Implementing immutable structures can be a little pesky the first time you do it in Scala. As a good example of how to do that, the following Counter is a "functional counter" that supports a bump method that returns a new counter who's value is one greater than the original counter. The class has a private default constructor that takes a parameter for the counter's initial value and a public constructor that takes no parameters. Clients may only use the public constructor, meaning all counters must start at 0. The bump method uses the private constructor to create a new counter object with an initial value other than 0:
```
class Counter private (val initial : Int) {

  // public constructor
  def this() = this(0);

  // return a new Counter with value one greater than mine
  def bump() : Counter = new Counter(initial + 1);

  override def toString() : String = initial.toString;
}
```
As with MutableSet, the starter code includes some "unit tests" that your ImmutableSet should pass.
Since Scala allows method definitions in traits and sets no limit on how many traits can be mixed in, this provides for something akin to multiple inheritance. Consider the following trait:
```
trait LockingSet extends AbstractSet { 
  abstract override def add(n: Int): AbstractSet = synchronized { 
    super.add(n) 
  } 
  abstract override def remove(n: Int): AbstractSet = synchronized { 
    super.remove(n) 
  } 
  abstract override def contains(n: Int): Boolean = synchronized { 
    super.contains(n) 
  }
}
```
The LockingSet trait can be mixed into any AbstractSet to create a set that can safely be used in the presence of multiple threads. The synchronized keyword works as you would expect from Java: each AbstractSet instance has a lock that must be acquired before the synchronized method can be performed. Given this definition, a thread-safe MutableSet can be instantiated as follows:
```
val s = new MutableSet with LockingSet
```
Now write a trait LoggingSet that extends the AbstractSet trait and provides logging functionality. Your trait should write to standard output (using the println function) each time the contains, add or remove methods are called.
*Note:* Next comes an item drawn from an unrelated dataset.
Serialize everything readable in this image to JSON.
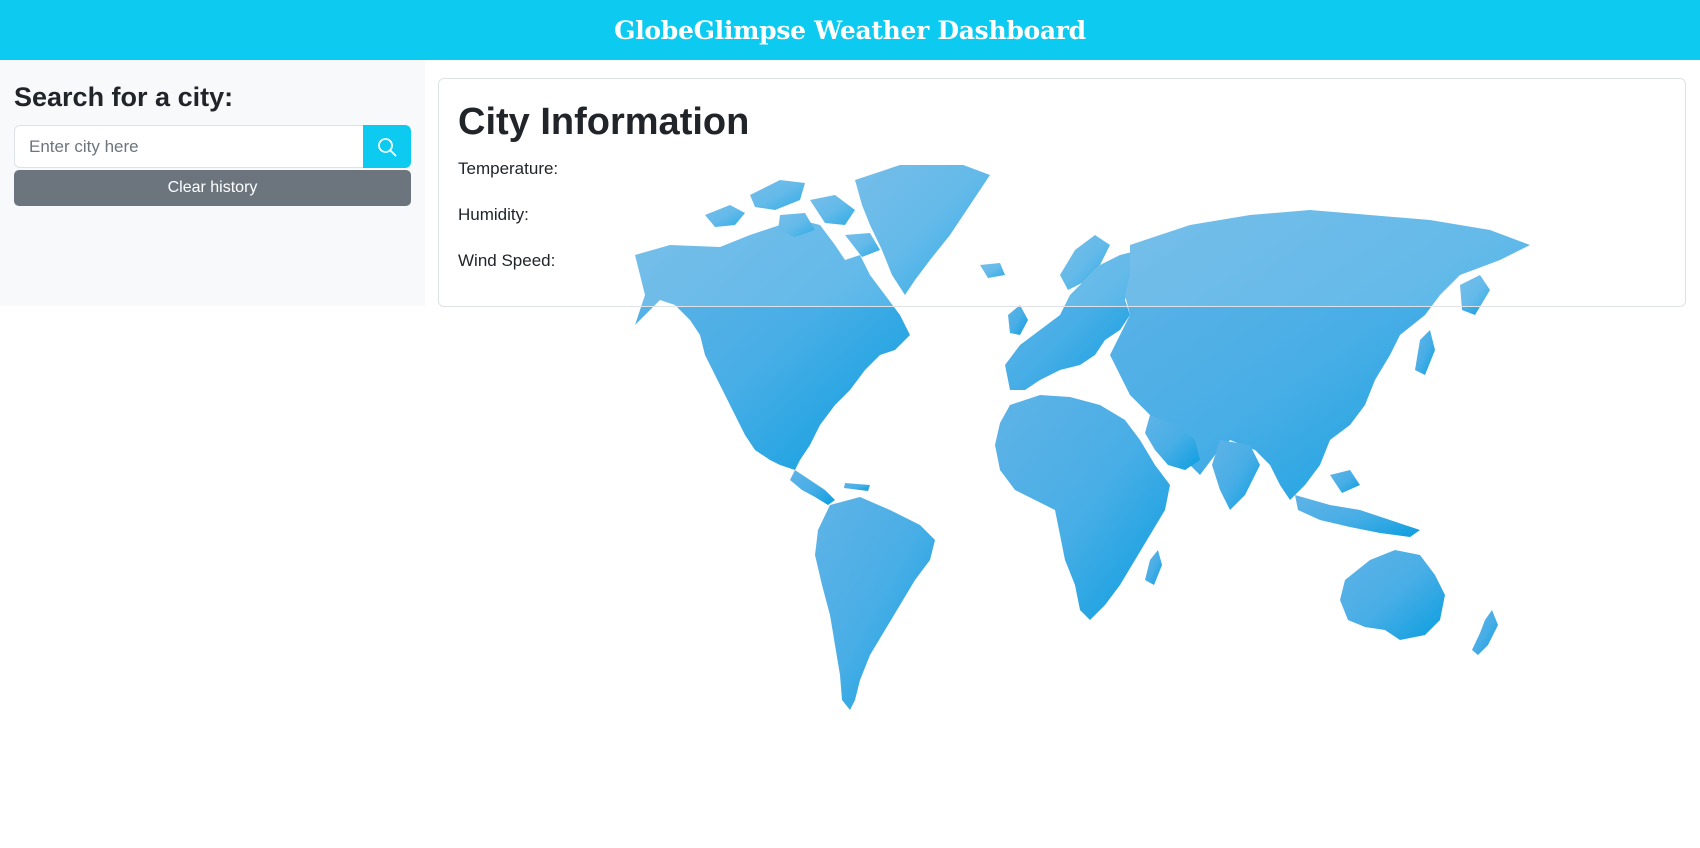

Now a MutableSet that is both thread-safe and logs its usage to standard output can be instantiated as follows:
```
val s = new MutableSet with LoggingSet with LockingSet
```
Note that our definitions for LockingSet and LoggingSet are agnostic to the actual implementation of our set. These traits can just as easily and without modification be mixed into our ImmutableSet class.

Do you expect there to be a difference between

MutableSet with LoggingSet with LockingSet

and

MutableSet with LockingSet with LoggingSet

What might that difference be?

Does it make sense to mix the LockingSet trait into an ImmutableSet? Why or why not?

Submitting Your Work

Submit your homework via GradeScope by the beginning of class on the due date.

Written Problems

Submit your answers to the Gradescope assignment named, for example, "HW 1". It should:

be clearly written or typed,
include your name and HW number at the top,
list any students with whom you discussed the problems, and
be a single PDF file, with one problem per page.

You will be asked to resubmit homework not satisfying these requirements. Please select the pages for each question when you submit.

Programming Problems

If this homework includes programming problems, submit your code to the Gradescope assignment named, for example, "HW 1 Programming". Also:

Be sure to upload all source files for the programming questions, and please do not change the names of the starter files.
If you worked with a partner, only one of each pair needs to submit the code.
Indicate who your partner is when you submit the code to gradescope. Specifically, after you upload your files, there will be an "Add Group Member" button on the right of the Gradescope webpage -- click that and add your partner.

Autograding: For most programming questions, Gradescope will run an autograder on your code that performs some simple tests. Be sure to look at the autograder output to verify your code works as expected. We will run more extensive tests on your code after the deadline. If you encounter difficulties or unexpected results from the autograder, please let us know.